Overall, leverage AT THE FUND LEVEL is modest at 15.6% of assets. However, the funds held in the BPRE portfolio have leverage themselves. This is a structure that I’ve railed against many times in the past. Leverage on leverage is typically not a good combination.
In the table below, the LTV is the inherent leverage of each holding. If we use the formula below for the weighted average loan-to-value to find the underlying leverate at the portfolio level, we get 42.2% (assuming Jadian, a 0.22% position, is 0% LTV).
Portfolio LTV=∑wi∑(wi⋅LTVi)
Thus, the leverage on leverage produces total leverage of 51.2%.
Debt / Equity = approx 1.05x
Assets / Equity = approx 2.05x
The real question is what are those underlying properties worth? Price discovery in the real estate market, especially in industrial, office, and non-residential sectors, can be extremely difficult to assess. We’ve seen in recent years office buildings get sold for a fraction of what they were purchased for maybe ten or fifteen years prior.
The loan to values (“LTVs”) of these funds/properties are fairly low suggesting a conservative approach. However, if you apply a reasonable discount to their values, LTVs could be above 50% or 60%. Not as conservative any longer.
From the fund’s Statement of Operations (FY ended September 30, 2025), management explicitly discloses the PIK (paid-in-kind) components of both dividend and interest income:
Dividend income: $85,950,004 total, of which $14,134,816 is PIK
Interest income: $40,922,415 total, of which $32,050,107 is PIK.
Total PIK investment income
Total PIK = $46,184,923 (= $14,134,816 + $32,050,107)
Total investment income = $126,872,419
PIK as % of total investment income = ~36.4% (46.185 / 126.872)
PIK as % of dividend income: ~16.4%
PIK as % of interest income: ~78.3%
Additionally, as of their fiscal year report, the company was reporting $127mm in investment income. Out of that, $86mm was dividends and another $41mm came from interest. The one issue is that paid-in-kind (“PIK”) accounted for the majority of that interest income and is nearly one-third of all investment income.
In the latest fiscal year ended September 30, 2025, the fund:
Paid cash distributions of $148,561,178 (shown as “Cash distributions paid” in the Statement of Cash Flows).
Declared total distributions of $210,434,855, of which $148,561,179 was elected to be paid in cash and $61,873,676 was reinvested via the dividend reinvestment policy.
The yield on the latest price is approximately 9.5%. This is in the realm of the sector average and slightly higher than the closest competitors from Cohen & Steers (RFI)(RLTY)(RQI).
If we are to assume that BPRE should trade in the same ballpark as those funds, that would mean nice upside to the valuation of the fund itself.
What Investors Should Think About
Hard assets: This fund is not a fund stuffed with loans to small and middle-market private companies with no visibility by an investor as to their profitability.
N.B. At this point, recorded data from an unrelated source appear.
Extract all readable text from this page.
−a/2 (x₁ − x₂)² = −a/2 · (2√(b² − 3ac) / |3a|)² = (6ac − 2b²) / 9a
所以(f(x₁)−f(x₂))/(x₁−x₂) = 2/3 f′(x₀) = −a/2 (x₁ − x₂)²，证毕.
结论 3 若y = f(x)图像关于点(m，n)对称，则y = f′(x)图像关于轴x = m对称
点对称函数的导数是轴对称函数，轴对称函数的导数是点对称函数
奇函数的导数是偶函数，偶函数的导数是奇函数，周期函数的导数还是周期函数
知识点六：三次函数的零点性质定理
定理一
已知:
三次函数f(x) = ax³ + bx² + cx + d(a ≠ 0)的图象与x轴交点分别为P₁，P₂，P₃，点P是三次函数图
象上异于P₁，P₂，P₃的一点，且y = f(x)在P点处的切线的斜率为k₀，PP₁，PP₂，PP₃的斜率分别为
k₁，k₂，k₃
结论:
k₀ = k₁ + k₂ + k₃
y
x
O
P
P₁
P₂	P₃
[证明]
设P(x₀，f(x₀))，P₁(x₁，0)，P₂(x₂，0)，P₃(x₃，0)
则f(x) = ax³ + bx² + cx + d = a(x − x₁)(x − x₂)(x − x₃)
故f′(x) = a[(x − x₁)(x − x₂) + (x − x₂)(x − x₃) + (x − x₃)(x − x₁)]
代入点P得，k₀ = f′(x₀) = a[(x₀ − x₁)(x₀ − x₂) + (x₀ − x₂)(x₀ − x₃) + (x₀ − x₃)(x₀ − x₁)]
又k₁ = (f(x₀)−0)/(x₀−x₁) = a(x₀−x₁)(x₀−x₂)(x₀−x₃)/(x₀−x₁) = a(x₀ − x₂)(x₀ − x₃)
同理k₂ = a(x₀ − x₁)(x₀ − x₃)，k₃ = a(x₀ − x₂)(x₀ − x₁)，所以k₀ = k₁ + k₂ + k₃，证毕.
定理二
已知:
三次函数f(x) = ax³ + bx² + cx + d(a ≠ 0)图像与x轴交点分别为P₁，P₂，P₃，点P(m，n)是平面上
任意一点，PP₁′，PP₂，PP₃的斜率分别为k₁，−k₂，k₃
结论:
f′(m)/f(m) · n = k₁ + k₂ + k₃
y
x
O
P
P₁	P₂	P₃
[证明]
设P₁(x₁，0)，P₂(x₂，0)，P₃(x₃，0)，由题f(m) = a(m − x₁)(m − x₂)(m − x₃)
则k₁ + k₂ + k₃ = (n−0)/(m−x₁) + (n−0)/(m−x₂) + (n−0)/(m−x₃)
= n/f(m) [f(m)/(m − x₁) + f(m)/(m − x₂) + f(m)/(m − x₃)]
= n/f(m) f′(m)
This is a fund that holds high-quality real estate assets in the industrial, and primarily the logistics industries and multi-family housing.
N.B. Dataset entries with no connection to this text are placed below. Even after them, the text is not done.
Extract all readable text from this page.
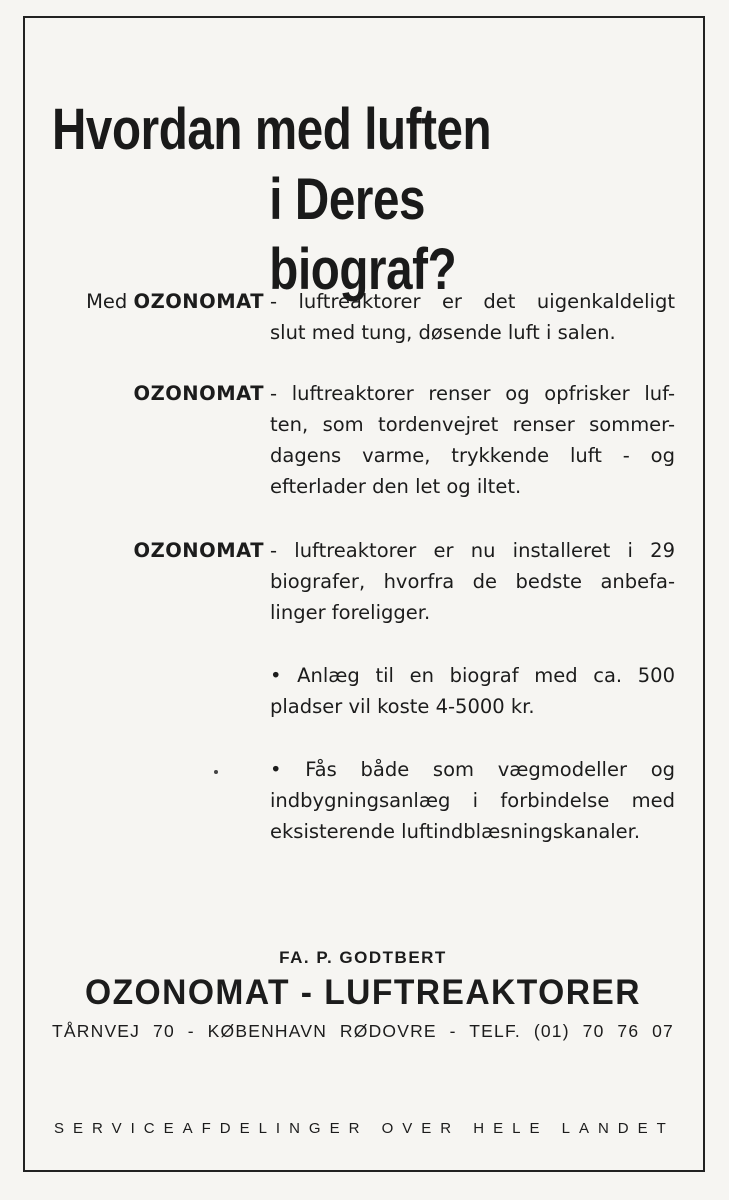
Hvordan med luften
i Deres biograf?
Med OZONOMAT - luftreaktorer er det uigenkaldeligt
slut med tung, døsende luft i salen.
OZONOMAT - luftreaktorer renser og opfrisker luf-
ten, som tordenvejret renser sommer-
dagens varme, trykkende luft - og
efterlader den let og iltet.
OZONOMAT - luftreaktorer er nu installeret i 29
biografer, hvorfra de bedste anbefa-
linger foreligger.
• Anlæg til en biograf med ca. 500
pladser vil koste 4-5000 kr.
• Fås både som vægmodeller og
indbygningsanlæg i forbindelse med
eksisterende luftindblæsningskanaler.
FA. P. GODTBERT
OZONOMAT - LUFTREAKTORER
TÅRNVEJ 70 - KØBENHAVN RØDOVRE - TELF. (01) 70 76 07
SERVICEAFDELINGER OVER HELE LANDET
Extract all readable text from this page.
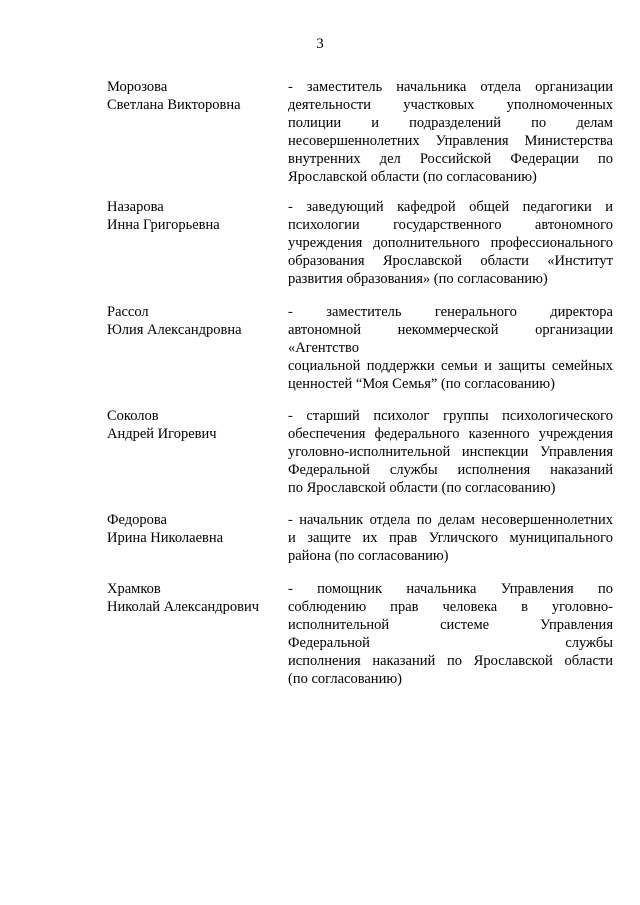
3
Морозова
Светлана Викторовна
- заместитель начальника отдела организации
деятельности участковых уполномоченных
полиции и подразделений по делам
несовершеннолетних Управления Министерства
внутренних дел Российской Федерации по
Ярославской области (по согласованию)
Назарова
Инна Григорьевна
- заведующий кафедрой общей педагогики и
психологии государственного автономного
учреждения дополнительного профессионального
образования Ярославской области «Институт
развития образования» (по согласованию)
Рассол
Юлия Александровна
- заместитель генерального директора
автономной некоммерческой организации
«Агентство
социальной поддержки семьи и защиты семейных
ценностей “Моя Семья” (по согласованию)
Соколов
Андрей Игоревич
- старший психолог группы психологического
обеспечения федерального казенного учреждения
уголовно-исполнительной инспекции Управления
Федеральной службы исполнения наказаний
по Ярославской области (по согласованию)
Федорова
Ирина Николаевна
- начальник отдела по делам несовершеннолетних
и защите их прав Угличского муниципального
района (по согласованию)
Храмков
Николай Александрович
- помощник начальника Управления по
соблюдению прав человека в уголовно-
исполнительной системе Управления
Федеральной службы
исполнения наказаний по Ярославской области
(по согласованию)
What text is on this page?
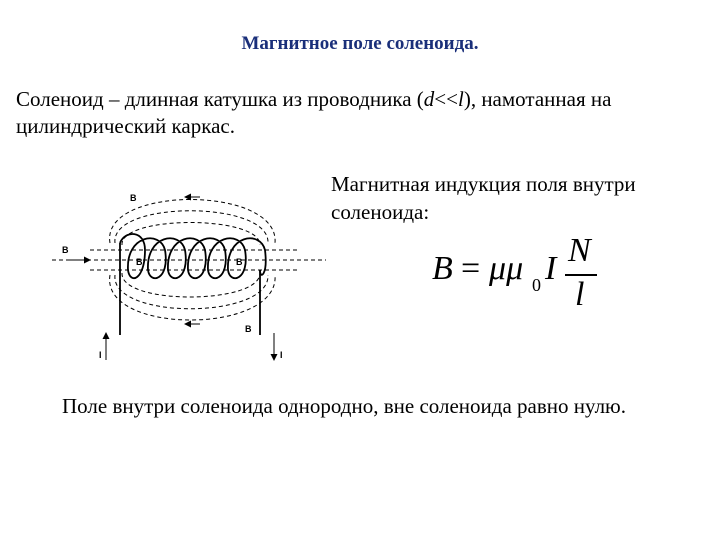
Магнитное поле соленоида.
Соленоид – длинная катушка из проводника (d<<l), намотанная на цилиндрический каркас.
Магнитная индукция поля внутри соленоида:
B = μμ 0 I N
l
B
B
B	B
B
I	I
Поле внутри соленоида однородно, вне соленоида равно нулю.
No office or retail: While commercial real estate has had its problems in recent years, those problems have centered on retail (see malls in 2017) and then office (following Covid), not the areas that BPRE is focused on.
Mistargeted media: The articles in the news media, for instance, the Jason Zweig article in the WSJ discussing this fund, a journalist I actually like and respect, is getting this mostly wrong. This is not an issue with private assets, but of the housing of private assets in liquid and semi-liquid vehicles, especially when performance turns.
Action: This is a fund that you can now buy at a 40% discount. If these assets are really worth 40% less, which is something I have a hard time believing, then you are even -Steven. If, however, the discount is merely a function of the converting of the WRAPPER of those assets from a semi-liquid to fully liquid wrapper, and investors all rushing to the door at the same time, then that spells opportunity to me.